Getting these requirements right directly impacts audit outcomes, FINRA CAT reporting integrity, CAIS accuracy, dispute resolution, and overall compliance credibility.
Firms that excel here treat 17a-4 as a complete system — governance, process, and technology working together — not a simple storage repository.
SEC Rules 17a-3 & 17a-4: The Recordkeeping Foundation
Rule 17a-3 — What You Must Create
Broker-dealers must create comprehensive records such as:
Trade blotters, order tickets, confirmations
Customer account records (critical for CAIS accuracy)
Communications
Financial and operational records
Supervisory procedures
CAT-reportable order events (tightly tied to FINRA CAT compliance)
These records reflect the firm’s business activities and supervisory processes.
Rule 17a-4 — How You Must Preserve Them
This rule governs:
Retention timelines
Formats
Storage controls
Retrieval expectations
Supervisory oversight
Together, 17a-3 and 17a-4 form a lifecycle:
Create → Preserve → Retrieve → Supervise → Produce
WORM Storage: The Heart of 17a-4 Compliance
Rule 17a-4 requires that electronic records be stored in a non-rewriteable, non-erasable (WORM) format.
The SEC doesn’t mandate a specific technology — only the outcome:
✔ Records cannot be altered
✔ Records remain locked for the entire retention period
✔ System must provide audit trails and supervisory visibility
This requirement becomes even more important when firms manage multi-system data flows across OMS, EMS, CRM, FINRA CAT, and CAIS.
Supervisory Controls: Visibility, Auditability & Accountability
Record retention without supervision is a regulatory gap.
Your supervisory system must:
Provide clear visibility into what is stored
Maintain audit-ready logs
Capture who made changes, when, and how
Ensure retention timelines are applied correctly
Confirm all records are preserved in WORM format
Typical risk pattern:
Compliance doesn’t see what tech stores, and tech lacks regulatory acumen.
This creates blind spots — a significant risk during SEC or FINRA examinations.

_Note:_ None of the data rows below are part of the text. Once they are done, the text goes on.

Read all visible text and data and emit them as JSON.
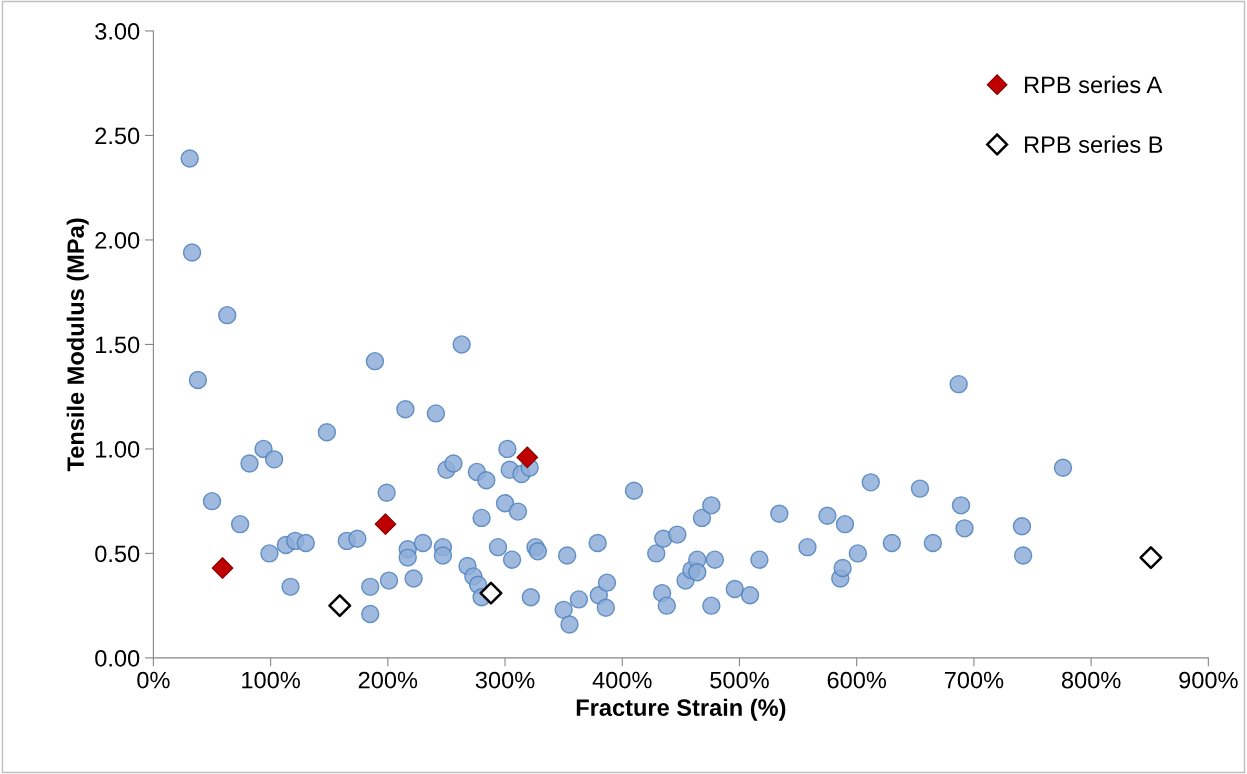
{
  "chart_data": {
    "type": "scatter",
    "xlabel": "Fracture Strain (%)",
    "ylabel": "Tensile Modulus (MPa)",
    "xlim": [
      0,
      900
    ],
    "ylim": [
      0,
      3
    ],
    "xticks": [
      {
        "value": 0,
        "label": "0%"
      },
      {
        "value": 100,
        "label": "100%"
      },
      {
        "value": 200,
        "label": "200%"
      },
      {
        "value": 300,
        "label": "300%"
      },
      {
        "value": 400,
        "label": "400%"
      },
      {
        "value": 500,
        "label": "500%"
      },
      {
        "value": 600,
        "label": "600%"
      },
      {
        "value": 700,
        "label": "700%"
      },
      {
        "value": 800,
        "label": "800%"
      },
      {
        "value": 900,
        "label": "900%"
      }
    ],
    "yticks": [
      {
        "value": 0,
        "label": "0.00"
      },
      {
        "value": 0.5,
        "label": "0.50"
      },
      {
        "value": 1,
        "label": "1.00"
      },
      {
        "value": 1.5,
        "label": "1.50"
      },
      {
        "value": 2,
        "label": "2.00"
      },
      {
        "value": 2.5,
        "label": "2.50"
      },
      {
        "value": 3,
        "label": "3.00"
      }
    ],
    "grid": false,
    "legend": "top right",
    "series": [
      {
        "color": "#8eaed8",
        "marker": "circle",
        "x": [
          31,
          33,
          63,
          38,
          50,
          74,
          82,
          94,
          103,
          99,
          113,
          117,
          121,
          130,
          148,
          165,
          174,
          185,
          185,
          189,
          199,
          201,
          215,
          217,
          217,
          222,
          230,
          241,
          247,
          247,
          250,
          256,
          263,
          268,
          273,
          276,
          277,
          280,
          280,
          284,
          294,
          300,
          302,
          304,
          306,
          311,
          314,
          321,
          322,
          326,
          328,
          350,
          353,
          355,
          363,
          379,
          380,
          386,
          387,
          410,
          429,
          434,
          435,
          438,
          447,
          454,
          459,
          464,
          464,
          468,
          476,
          476,
          479,
          496,
          509,
          517,
          534,
          558,
          575,
          586,
          588,
          590,
          601,
          612,
          630,
          654,
          665,
          687,
          689,
          692,
          741,
          742,
          776
        ],
        "values": [
          2.39,
          1.94,
          1.64,
          1.33,
          0.75,
          0.64,
          0.93,
          1.0,
          0.95,
          0.5,
          0.54,
          0.34,
          0.56,
          0.55,
          1.08,
          0.56,
          0.57,
          0.34,
          0.21,
          1.42,
          0.79,
          0.37,
          1.19,
          0.52,
          0.48,
          0.38,
          0.55,
          1.17,
          0.53,
          0.49,
          0.9,
          0.93,
          1.5,
          0.44,
          0.39,
          0.89,
          0.35,
          0.29,
          0.67,
          0.85,
          0.53,
          0.74,
          1.0,
          0.9,
          0.47,
          0.7,
          0.88,
          0.91,
          0.29,
          0.53,
          0.51,
          0.23,
          0.49,
          0.16,
          0.28,
          0.55,
          0.3,
          0.24,
          0.36,
          0.8,
          0.5,
          0.31,
          0.57,
          0.25,
          0.59,
          0.37,
          0.42,
          0.47,
          0.41,
          0.67,
          0.73,
          0.25,
          0.47,
          0.33,
          0.3,
          0.47,
          0.69,
          0.53,
          0.68,
          0.38,
          0.43,
          0.64,
          0.5,
          0.84,
          0.55,
          0.81,
          0.55,
          1.31,
          0.73,
          0.62,
          0.63,
          0.49,
          0.91
        ]
      },
      {
        "name": "RPB series A",
        "color": "#c00000",
        "marker": "diamond",
        "x": [
          59,
          198,
          319
        ],
        "values": [
          0.43,
          0.64,
          0.96
        ]
      },
      {
        "name": "RPB series B",
        "color": "#000000",
        "marker": "diamond",
        "x": [
          159,
          288,
          851
        ],
        "values": [
          0.25,
          0.31,
          0.48
        ]
      }
    ]
  }
}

Legal Holds: Extending Retention Beyond Regulatory Timelines
Standard retention periods are only the baseline.
During litigation, investigations, subpoenas, or regulatory requests, firms must:
Stop automatic deletion
Apply targeted legal holds
Retain records until the matter concludes
Track who placed the hold and why
Failure to manage holds creates risks of spoliation, penalties, and loss of credibility.
Retrieval Standards: Fast, Searchable, and Organized
Meeting storage requirements is not enough.
Rule 17a-4 requires that records be:
Easily accessible
Searchable
Retrievable promptly during exams or internal reviews
This demands:
Consistent metadata
Standard naming conventions
Indexing and categorization
Robust search tools
If it takes hours to locate records, you fail the spirit of 17a-4 — even if the storage is compliant.
Common SEC 17a-4 Compliance Pitfalls
Here are the issues regulators see most often:
Legacy storage systems without modern oversight
Incorrect or inconsistent retention assignments
Missing or informal legal hold processes
No reconciliation between incidents, exceptions, and stored data
Fragmented platforms (CAT, CAIS, CRM, email, instant messaging) without unified oversight
Closing these gaps requires an integrated approach — not just a WORM bucket.